WARNING: EXPECT FULL SPOILERS FOR GONE GIRL Warning over (It’s better to be safe than sorry). Now, I always write this before my reviews, but I will try to steer clear of any spoilers – though, that may be tough with this film – we’ll see how I do.

Gone Girl, directed by David Fincher, stars Ben Affleck and Rosamund Pike as the Dunnes. Affleck, Nick Dunne, is introduced right away – and is really the main character in this film. With that having been said, Rosamund Pike’s character, Amy Dunne, is essential to the plot of the film – I’ll leave it at that for now. The plot revolves around Amy having disappeared – presumably killed, or at the very least kidnapped. What follows is a witchhunt – not unlike the one seen in Thomas Vinterberg’s The Hunt. While this film may look like the simple ‘whodunnit’ tale, it is actually quite unique – and some twists and turns will leave you speechless. That’s the plot, really, but in getting into a review – I’d first like to talk about David Fincher.

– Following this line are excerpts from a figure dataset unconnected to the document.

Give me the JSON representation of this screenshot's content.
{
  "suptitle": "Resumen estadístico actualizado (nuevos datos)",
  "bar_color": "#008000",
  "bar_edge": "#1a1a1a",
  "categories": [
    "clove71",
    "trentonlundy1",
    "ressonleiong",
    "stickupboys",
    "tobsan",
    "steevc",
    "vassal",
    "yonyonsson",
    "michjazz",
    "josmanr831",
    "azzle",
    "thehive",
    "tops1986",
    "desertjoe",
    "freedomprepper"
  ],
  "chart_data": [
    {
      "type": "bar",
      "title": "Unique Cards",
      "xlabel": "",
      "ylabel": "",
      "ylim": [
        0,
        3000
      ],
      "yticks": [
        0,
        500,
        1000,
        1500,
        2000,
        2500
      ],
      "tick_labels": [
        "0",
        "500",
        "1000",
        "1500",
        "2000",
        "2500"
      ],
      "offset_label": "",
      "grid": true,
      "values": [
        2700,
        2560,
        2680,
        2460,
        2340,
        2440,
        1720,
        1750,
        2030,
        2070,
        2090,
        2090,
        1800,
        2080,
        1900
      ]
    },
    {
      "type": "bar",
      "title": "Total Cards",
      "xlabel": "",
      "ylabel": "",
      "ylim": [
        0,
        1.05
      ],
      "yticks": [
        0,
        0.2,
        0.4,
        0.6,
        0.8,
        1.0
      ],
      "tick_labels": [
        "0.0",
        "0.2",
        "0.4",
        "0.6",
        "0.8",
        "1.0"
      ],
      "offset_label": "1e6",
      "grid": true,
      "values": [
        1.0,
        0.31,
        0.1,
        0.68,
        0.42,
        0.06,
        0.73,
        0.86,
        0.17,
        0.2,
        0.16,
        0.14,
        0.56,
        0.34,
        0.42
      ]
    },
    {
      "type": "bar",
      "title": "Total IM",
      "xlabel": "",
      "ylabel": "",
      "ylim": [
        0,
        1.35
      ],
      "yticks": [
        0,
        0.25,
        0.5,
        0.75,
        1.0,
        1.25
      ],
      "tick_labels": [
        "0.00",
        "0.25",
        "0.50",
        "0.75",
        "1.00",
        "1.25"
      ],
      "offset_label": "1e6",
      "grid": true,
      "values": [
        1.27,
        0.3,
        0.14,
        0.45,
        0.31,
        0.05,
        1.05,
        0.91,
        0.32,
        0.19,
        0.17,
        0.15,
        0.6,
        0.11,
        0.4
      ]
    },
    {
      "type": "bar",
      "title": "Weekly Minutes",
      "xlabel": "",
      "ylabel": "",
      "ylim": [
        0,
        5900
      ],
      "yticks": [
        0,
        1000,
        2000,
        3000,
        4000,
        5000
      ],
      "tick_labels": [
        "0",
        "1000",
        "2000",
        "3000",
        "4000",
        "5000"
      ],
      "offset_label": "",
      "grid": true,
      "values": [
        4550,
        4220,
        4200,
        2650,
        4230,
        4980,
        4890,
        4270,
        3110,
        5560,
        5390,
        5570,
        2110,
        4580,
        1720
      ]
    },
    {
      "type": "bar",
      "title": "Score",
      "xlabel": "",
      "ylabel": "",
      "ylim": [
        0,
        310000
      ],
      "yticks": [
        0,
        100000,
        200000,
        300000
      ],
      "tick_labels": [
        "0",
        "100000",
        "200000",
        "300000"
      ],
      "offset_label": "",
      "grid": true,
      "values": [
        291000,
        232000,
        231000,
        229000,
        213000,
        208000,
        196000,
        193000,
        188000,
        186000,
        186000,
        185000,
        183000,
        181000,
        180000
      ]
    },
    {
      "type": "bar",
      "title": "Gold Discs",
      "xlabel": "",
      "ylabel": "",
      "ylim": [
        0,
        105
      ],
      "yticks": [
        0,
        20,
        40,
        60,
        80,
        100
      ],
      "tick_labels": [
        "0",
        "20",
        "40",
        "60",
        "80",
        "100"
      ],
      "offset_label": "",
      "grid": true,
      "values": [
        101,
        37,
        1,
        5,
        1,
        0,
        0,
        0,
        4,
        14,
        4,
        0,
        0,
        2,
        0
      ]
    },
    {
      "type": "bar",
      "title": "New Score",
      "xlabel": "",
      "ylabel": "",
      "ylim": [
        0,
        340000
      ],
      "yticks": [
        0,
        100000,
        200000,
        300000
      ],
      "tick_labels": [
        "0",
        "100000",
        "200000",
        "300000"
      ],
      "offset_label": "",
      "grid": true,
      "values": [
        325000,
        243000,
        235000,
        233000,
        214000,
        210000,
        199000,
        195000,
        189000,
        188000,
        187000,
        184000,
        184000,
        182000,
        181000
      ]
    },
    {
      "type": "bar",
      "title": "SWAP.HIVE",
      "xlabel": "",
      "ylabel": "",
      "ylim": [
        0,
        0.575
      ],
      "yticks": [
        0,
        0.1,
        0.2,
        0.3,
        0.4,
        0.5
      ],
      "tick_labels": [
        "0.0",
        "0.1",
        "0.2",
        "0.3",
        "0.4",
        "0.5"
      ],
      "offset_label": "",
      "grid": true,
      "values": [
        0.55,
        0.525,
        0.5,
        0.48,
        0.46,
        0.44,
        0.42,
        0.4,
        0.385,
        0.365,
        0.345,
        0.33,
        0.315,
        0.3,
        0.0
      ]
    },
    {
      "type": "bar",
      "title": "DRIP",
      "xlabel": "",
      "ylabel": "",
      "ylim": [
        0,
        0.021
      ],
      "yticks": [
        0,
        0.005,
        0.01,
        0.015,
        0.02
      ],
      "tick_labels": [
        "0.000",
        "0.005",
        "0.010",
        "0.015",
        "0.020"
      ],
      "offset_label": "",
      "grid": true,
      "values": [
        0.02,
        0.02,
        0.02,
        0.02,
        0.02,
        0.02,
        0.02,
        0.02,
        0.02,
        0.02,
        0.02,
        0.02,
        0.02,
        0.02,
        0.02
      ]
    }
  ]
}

Fincher has taken this adapted screenplay and has taken it through the Fincher-process. Fincher is one of the best directors out there, and this film is like every other film he’s attached to. It’s beautiful, it’s on-point – it is David Fincher. One of the things I worried about was the casting, though. Tyler Perry & Neil Patrick Harris seemed like odd choices for their particularly roles as Nick’s lawyer and Amy’s old ‘stalker-boyfriend’, respectively. Really, though, Perry does quite well – and NPH does fine too – however, I’ve not read the novel yet, and I’m curious to find out whether NPH’s portrayal is true to the book.

I like to compare Affleck’s Nick Dunne to Mads Mikkelsen’s Lucas in The Hunt, and the thing is – that while both characters are being chased, or rather speculated upon, their reactions are quite dissimilar. Lucas was angry, but mostly you felt sorry for him – you saw him contemplating his future, you saw people becoming violent towards him. Now, Nick Dunne is a different person – he’s aggressive, he’s angry – but he’s being told to calm down; to fit in. The thing is that he’s too calm, he’s too awkward at media events following the supposed kidnapping of his wife. Affleck does well, but I do think Mikkelsen’s acting performance is superior. The star performance in Gone Girl, comes from Rosamund Pike. She has an Academy-Award-Performance, and it might be tough to understand this if you haven’t seen the film, but her performance is stellar.

The plot is amazing – its twists and turns are mindboggling – and when you combine that with the amazing directorial qualities of Fincher – you get something amazing. Go see this film – not only because of the Oscar-potential of Pike, or the directorial performance of Fincher – but for the twists, the turns, the whodunit of it all. It’s an instant classic in that category.

Overall Score: 9.0 out of 10. Amazing performances – both in front of the camera and behind it – take you on a ride as this terrifying witchhunt transforms itself into something legendary for the whodunit-genre.